On Disdain
by David Warren - December 31, 2006
Reprinted with permission.
If you ask, it may be given. That is why you might hesitate to pray for courage. Or so went the reasoning of a friend who noticed that when she prayed for courage she not only received it, but was immediately projected into circumstances in which it would be tried. Well, she lived to joke about it. My own more frugal strategy has been to pray for such qualities only as last resort.
The death of an old friend—who ought to have been famous throughout Catholic Christendom, but instead became an un-person on its Canadian fringe—has put me in mind of courage. His name was Larry Henderson, and he swam into the world inconveniently loaded with talent, daring, humor, and the instinct for leadership. He cut a figure no matter what he did—from stage acting in early life, to soldiering in World War II, to broadcast and then print journalism—through miscellaneous swashbuckling adventures. In his 30s, during the 1950s, he was a Canadian household face—the first solo anchor of the CBC National News. But by the time he died in his sleep at age 89 last November, he was unknown for much greater achievements.
His conversion to Catholicism was among his wrong moves, had the purpose of his life been self-promotion. His relations with colleagues in the Canadian mainstream media were part of a long history of wrong moves, as he consistently stood on principle for craft, fact, and the keeping of distinctions between right and wrong. He had a temper, to be sure—quite closely allied with his comic sense—and carried a reputation for "unprofessionalism" forward from the day he walked off a live news set when a film clip failed to roll. He was invincibly human.
"A prophet and a knight," as I insisted on describing him in a brief obituary note I wrote just after his death. This was not grief speaking: I had known Larry for some years and was well-acquainted with these realities.

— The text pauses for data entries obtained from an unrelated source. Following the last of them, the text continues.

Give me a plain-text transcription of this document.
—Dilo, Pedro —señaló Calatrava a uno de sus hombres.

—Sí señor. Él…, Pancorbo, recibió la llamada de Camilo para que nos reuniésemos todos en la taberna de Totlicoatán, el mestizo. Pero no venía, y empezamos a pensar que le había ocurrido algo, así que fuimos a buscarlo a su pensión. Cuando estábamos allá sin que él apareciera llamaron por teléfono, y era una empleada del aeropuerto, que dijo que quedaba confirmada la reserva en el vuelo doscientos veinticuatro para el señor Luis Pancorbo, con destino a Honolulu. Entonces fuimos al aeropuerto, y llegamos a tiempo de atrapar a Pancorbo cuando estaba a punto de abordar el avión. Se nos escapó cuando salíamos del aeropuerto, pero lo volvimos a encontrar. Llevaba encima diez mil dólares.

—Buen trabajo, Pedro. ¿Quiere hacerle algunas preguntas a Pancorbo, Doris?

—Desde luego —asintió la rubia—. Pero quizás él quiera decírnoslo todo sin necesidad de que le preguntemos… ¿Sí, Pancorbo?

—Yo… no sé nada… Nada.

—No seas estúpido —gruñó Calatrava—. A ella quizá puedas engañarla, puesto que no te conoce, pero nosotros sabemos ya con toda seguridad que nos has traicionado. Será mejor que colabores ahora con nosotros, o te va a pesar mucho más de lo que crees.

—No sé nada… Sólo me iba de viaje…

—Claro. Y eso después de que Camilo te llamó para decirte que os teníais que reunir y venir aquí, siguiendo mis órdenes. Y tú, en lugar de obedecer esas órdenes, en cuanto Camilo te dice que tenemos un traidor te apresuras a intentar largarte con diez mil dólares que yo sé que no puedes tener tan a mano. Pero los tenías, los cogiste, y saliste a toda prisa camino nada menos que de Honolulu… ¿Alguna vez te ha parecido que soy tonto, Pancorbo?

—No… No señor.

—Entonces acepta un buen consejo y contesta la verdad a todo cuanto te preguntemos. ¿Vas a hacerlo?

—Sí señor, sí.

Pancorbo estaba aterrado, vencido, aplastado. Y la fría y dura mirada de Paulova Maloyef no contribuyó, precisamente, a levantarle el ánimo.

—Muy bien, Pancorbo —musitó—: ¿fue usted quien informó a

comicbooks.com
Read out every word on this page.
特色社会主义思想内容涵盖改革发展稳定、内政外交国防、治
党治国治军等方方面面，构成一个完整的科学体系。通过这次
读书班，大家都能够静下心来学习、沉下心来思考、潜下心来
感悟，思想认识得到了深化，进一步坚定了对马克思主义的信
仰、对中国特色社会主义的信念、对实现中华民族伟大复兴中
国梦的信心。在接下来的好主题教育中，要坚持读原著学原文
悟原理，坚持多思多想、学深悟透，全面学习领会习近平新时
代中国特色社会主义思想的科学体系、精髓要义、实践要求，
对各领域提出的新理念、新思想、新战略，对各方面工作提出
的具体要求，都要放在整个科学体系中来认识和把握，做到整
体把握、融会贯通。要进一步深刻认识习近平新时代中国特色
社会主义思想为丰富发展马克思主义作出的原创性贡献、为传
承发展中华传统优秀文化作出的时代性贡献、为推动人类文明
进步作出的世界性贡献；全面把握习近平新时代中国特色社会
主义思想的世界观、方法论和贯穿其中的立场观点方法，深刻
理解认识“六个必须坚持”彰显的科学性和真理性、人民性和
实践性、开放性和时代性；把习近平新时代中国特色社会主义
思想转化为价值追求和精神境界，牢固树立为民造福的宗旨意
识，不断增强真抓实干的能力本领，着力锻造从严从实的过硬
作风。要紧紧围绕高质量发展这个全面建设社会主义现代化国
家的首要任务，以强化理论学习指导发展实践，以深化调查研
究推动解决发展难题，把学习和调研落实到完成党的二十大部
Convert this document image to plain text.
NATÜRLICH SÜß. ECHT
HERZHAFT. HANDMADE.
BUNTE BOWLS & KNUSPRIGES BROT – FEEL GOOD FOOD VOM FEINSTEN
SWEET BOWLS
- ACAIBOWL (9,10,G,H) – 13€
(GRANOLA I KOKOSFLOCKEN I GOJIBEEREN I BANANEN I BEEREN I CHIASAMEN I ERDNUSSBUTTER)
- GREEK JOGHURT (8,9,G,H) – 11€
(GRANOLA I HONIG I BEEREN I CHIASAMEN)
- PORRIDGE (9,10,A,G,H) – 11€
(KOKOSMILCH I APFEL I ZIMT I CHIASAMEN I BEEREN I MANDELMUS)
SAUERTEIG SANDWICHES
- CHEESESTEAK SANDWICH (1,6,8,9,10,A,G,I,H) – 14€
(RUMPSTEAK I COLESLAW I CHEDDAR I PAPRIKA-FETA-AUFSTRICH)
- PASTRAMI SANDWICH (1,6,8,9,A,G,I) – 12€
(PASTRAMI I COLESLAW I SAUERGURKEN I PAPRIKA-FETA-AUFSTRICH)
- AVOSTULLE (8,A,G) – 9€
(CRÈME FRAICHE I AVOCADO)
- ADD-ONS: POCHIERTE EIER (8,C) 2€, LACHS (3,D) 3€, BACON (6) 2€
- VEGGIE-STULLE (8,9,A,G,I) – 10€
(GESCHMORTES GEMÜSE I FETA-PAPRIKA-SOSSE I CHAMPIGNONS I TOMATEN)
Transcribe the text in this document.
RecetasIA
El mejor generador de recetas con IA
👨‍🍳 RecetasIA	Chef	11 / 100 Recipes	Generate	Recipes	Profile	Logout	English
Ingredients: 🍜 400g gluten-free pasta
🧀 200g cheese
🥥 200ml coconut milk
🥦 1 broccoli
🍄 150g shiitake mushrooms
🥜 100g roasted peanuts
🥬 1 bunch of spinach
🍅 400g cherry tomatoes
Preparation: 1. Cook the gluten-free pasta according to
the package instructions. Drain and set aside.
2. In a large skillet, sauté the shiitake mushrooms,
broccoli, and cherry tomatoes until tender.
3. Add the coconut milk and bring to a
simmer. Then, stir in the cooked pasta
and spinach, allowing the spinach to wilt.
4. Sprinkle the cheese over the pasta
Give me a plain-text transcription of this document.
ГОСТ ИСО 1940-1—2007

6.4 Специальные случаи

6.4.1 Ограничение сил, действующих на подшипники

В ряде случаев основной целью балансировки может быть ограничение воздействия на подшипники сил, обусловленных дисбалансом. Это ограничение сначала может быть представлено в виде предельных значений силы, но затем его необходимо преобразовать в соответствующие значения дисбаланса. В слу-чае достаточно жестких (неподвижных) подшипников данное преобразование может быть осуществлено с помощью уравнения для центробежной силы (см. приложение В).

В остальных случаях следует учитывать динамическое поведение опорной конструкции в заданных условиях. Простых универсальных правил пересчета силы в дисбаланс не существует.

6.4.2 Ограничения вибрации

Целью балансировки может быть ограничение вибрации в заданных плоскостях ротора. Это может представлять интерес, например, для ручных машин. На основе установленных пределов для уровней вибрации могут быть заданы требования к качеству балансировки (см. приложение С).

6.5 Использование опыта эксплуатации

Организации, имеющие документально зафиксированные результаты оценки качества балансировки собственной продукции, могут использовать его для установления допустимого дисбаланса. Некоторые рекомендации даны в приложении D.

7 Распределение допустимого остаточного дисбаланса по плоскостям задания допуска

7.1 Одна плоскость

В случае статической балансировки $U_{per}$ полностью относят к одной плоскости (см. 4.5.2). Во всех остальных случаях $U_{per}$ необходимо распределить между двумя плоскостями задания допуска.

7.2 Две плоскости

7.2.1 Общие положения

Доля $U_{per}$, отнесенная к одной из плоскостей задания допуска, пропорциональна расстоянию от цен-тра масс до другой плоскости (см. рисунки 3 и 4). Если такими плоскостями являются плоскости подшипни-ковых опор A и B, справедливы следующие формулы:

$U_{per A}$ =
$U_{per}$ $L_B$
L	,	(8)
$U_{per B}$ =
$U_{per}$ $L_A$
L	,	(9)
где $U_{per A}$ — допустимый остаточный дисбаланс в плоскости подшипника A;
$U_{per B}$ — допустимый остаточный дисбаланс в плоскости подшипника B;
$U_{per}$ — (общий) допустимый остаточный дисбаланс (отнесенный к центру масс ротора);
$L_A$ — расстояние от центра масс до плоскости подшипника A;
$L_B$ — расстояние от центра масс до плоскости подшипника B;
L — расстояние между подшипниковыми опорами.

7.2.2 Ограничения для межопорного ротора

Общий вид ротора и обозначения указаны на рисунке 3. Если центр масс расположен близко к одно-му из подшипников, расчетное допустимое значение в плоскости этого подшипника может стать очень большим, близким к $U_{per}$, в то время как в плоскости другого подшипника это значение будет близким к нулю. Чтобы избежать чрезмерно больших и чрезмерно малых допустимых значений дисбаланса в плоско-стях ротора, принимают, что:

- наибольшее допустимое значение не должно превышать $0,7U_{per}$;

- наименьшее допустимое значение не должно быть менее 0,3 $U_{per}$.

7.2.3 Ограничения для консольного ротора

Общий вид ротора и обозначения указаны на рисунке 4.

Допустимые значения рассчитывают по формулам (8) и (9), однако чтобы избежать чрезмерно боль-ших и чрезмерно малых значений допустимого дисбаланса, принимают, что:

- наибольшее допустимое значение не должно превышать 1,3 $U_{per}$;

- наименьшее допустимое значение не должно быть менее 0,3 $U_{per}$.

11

The gift of prophecy is another thing for which we might hesitate to pray. It consists in seeing and saying what is really going on; it has little to do with predicting the future. For the future is always unfolding now. As editor of Canada's Catholic Register in the 1970s, Larry made the entire paper a prophetic voice—against the abortion culture that was encroaching all around us, against the cults of moral and aesthetic ugliness. But there, too, he made the wrong career moves and ended up launching his own Catholic paper, The Challenge, as a Roman candle in the dark night of the soul.
No prophet goes entirely unnoticed in his own country, and the priest who spoke the homily over Larry's coffin was among the few alert. Without eulogizing, he painted the man as he was, expecting his ascent through purgatory with the qualities he had exhibited on earth. But the priest then added: "In a deeper way, he also takes with him all the suffering of his life, all the misunderstanding, all the contempt; the careless dismissal of his outstanding cultural and intellectual attainments; and the disdain for a rich, sensitive, and so often very funny humanity."
This key point is overlooked in our post-Christian accounts of the heroic. We cannot expect rewards in this world for witnessing to the truth. Nor could we often expect them in past centuries. This world is, as the knowledgeable Hunter S. Thompson described the pop music business, "a shallow money trench, a long plastic hallway, where pimps and thieves run free, and good men die like dogs."
And to paraphrase further, this is the good news. For the good man carries the spittle as a badge of honor—to a place where the just are in everlasting remembrance, and fear no evil reports.
David Warren is a Canadian journalist who writes mostly on international affairs. His Web site is www.davidwarrenonline.com.